Zum 31. August 1988 veräußerte die Klägerin zu 2 ihre Beteiligung an der Obergesellschaft an die Do Beteiligungs-GmbH zu einem (anteiligen) Kaufpreis von x DM. Aus diesem Vorgang ermittelte die Außenprüfung zunächst einen Veräußerungsgewinn der Klägerin zu 2 in Höhe von y DM. Die zum Zeitpunkt des Gesellschafterwechsels in der Obergesellschaft vorhandenen stillen Reserven in der Untergesellschaft wurden von der Außenprüfung bezüglich des Bereichs der gewerblichen Tierzucht mit z DM ermittelt. Auf den Betriebsprüfungsbericht des Finanzamts für Großbetriebsprüfung wird verwiesen.
Entsprechend den Feststellungen der Außenprüfung erließ der Beklagte (geänderte) Gewinnfeststellungsbescheide für die Obergesellschaft.

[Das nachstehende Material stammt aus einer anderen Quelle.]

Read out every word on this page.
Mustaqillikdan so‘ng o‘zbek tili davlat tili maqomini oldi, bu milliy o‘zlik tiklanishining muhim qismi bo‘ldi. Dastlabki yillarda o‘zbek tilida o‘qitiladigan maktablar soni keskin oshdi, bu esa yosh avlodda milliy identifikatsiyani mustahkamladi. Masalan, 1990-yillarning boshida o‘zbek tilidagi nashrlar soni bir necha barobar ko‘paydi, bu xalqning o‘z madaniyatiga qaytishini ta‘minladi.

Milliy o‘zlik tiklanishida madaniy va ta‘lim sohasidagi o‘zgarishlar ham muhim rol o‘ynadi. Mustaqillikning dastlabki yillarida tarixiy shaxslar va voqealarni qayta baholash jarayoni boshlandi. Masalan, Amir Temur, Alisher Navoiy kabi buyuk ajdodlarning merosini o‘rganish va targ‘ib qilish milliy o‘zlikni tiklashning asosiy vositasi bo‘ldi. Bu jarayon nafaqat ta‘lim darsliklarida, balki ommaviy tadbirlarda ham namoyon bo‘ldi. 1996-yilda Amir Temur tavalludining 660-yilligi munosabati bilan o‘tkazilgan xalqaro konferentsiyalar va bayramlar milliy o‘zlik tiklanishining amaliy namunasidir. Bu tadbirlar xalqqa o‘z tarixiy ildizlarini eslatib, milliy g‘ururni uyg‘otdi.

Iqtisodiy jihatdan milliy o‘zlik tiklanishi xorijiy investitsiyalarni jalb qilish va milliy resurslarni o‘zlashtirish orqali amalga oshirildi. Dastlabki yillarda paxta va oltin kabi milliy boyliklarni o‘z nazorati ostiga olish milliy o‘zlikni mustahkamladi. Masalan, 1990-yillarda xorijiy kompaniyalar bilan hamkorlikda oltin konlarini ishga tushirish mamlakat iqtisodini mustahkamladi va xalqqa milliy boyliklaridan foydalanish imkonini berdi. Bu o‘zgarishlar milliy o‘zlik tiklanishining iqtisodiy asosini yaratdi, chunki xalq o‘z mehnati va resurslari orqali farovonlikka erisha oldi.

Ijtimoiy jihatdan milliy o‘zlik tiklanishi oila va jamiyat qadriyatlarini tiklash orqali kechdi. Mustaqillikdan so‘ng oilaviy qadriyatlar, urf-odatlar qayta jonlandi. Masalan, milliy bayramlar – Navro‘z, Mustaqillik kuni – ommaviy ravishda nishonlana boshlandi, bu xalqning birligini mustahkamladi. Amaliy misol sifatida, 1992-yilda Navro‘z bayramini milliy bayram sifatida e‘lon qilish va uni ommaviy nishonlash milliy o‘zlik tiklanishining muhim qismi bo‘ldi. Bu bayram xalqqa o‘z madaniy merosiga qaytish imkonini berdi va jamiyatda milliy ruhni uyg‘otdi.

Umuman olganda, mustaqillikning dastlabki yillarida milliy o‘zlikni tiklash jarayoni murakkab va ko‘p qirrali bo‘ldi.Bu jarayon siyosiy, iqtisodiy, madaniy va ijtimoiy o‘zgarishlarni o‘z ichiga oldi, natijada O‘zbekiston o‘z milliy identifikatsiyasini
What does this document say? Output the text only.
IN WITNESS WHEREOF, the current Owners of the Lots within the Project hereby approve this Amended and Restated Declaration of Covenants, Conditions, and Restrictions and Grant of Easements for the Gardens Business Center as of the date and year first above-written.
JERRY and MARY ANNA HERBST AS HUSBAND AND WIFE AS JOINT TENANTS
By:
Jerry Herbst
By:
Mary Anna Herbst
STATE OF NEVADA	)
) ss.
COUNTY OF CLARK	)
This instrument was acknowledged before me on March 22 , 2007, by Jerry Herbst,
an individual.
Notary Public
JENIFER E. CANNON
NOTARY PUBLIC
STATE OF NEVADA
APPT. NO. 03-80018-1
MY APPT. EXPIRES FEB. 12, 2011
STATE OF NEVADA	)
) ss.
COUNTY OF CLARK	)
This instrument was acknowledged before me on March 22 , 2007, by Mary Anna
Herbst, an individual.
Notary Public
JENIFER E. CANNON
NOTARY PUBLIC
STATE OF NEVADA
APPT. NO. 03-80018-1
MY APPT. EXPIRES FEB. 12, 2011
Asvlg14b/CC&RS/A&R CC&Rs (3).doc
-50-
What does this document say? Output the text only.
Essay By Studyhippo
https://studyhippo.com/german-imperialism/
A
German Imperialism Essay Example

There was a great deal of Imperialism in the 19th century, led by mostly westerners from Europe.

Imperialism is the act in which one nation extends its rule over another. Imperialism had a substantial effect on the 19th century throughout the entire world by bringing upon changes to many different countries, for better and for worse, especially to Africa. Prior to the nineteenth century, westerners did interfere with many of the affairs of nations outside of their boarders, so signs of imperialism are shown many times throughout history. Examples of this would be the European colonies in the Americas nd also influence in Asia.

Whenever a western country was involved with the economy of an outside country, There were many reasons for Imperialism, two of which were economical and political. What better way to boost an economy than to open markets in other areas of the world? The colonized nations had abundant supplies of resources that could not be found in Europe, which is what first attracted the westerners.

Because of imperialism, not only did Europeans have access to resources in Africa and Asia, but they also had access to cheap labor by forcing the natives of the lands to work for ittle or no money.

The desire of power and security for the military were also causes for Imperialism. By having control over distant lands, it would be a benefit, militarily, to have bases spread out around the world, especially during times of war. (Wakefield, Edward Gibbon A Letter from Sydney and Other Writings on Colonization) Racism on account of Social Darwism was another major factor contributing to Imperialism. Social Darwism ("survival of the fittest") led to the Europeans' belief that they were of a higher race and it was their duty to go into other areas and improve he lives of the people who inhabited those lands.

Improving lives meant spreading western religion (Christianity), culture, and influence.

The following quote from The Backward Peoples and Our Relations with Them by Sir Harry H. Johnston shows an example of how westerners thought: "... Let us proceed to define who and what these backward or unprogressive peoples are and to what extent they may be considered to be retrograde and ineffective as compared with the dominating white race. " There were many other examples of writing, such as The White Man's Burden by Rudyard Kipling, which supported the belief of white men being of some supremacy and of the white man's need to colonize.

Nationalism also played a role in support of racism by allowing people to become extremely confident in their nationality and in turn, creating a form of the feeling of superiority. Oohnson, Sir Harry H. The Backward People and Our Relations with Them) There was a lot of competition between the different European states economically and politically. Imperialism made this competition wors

Hierbei wies er der Klägerin zu 2 für das Streitjahr den von der Betriebsprüfung ermittelten Veräußerungsgewinn zu. Die Gewinnfeststellung wurde im weiteren Verlauf des Einspruchs- und Klageverfahren erneut geändert. Mit berichtigtem Bescheid vom 25. Mai 2000 verringerte der Beklagte den Veräußerungsgewinn, der auf die Klägerin zu 2 entfällt, auf a DM.
Mit ihrer Klage begehren die Kläger die Berücksichtigung eines im Veräußerungsgewinn anteilig enthaltenen Gewinns aus gewerblicher Tierzucht, der im Rahmen der Anteilsveräußerung auf der Ebene der Untergesellschaft angefallen sei. Die Untergesellschaft habe in den vorausgegangenen Jahren stets Verluste aus gewerblicher Tierhaltung erzielt, die dem Abzugs- und Ausgleichsverbot des§ 15 Abs. 4 EStG unterlegen hätten. Dieses Verbot habe auf die Obergesellschaft und die hieran mitunternehmerisch beteiligte Klägerin zu 2 durchgeschlagen. Die gewerblichen Tierzuchtverluste in der Untergesellschaft seien im Wesentlichen durch die Vornahme von Abschreibungen entstanden und hätten zu entsprechenden stillen Reserven geführt. Diese stillen Reserven, die infolge der Anteilsveräußerung aufgedeckt worden seien, habe das Finanzamt zutreffenderweise beim Erwerber in Ergänzungsbilanzen erfasst, die im Rahmen der Fortschreibung beim Erwerber konsequenterweise wiederum zu Verlusten aus Tierzucht führten. Letztere Handhabung sei zutreffend. Denn es werde berücksichtigt, dass der Veräußerungspreis für den Mitunternehmeranteil an der Obergesellschaft zugleich anteilig auf Wirtschaftsgüter der Untergesellschaft entfalle, die der Tierzucht dienten. Konsequenterweise müsse dann jedoch auch der Veräußerungsgewinn, den der ausscheidende Gesellschafter aufgrund der Anteilsveräußerung erziele, zwingend insoweit als Tierzuchtgewinn qualifiziert werden, als er auf den Bereich der Tierzucht in der Untergesellschaft entfalle.
Die Kläger beantragen,
den Gewinnfeststellungsbescheid insoweit zu ändern, als der Klägerin zu 2 Einkünfte im Sinne von § 15 Abs. 4 EStG in Höhe von b DM zugerechnet werden.
Der Beklagte beantragt,
die Klage abzuweisen.
Er nimmt Bezug auf seine Einspruchsentscheidung, in der er ausgeführt hat, dass durch den Gesellschafterwechsel in der Obergesellschaft keine stillen Reserven in der Untergesellschaft aufgedeckt worden seien. Soweit die Klägerin zu 2 einen über dem Kapitalkonto liegenden Veräußerungspreis erzielt habe, mag dieser Preis wertbestimmend durch die Beteiligung, die die Obergesellschaft an der Untergesellschaft hielt, mitbestimmt worden sein. Eine Gewinnrealisierung trete jedoch nur auf der Ebene der Obergesellschaft ein, die selbst keine gewerbliche Tierhaltung betreibe.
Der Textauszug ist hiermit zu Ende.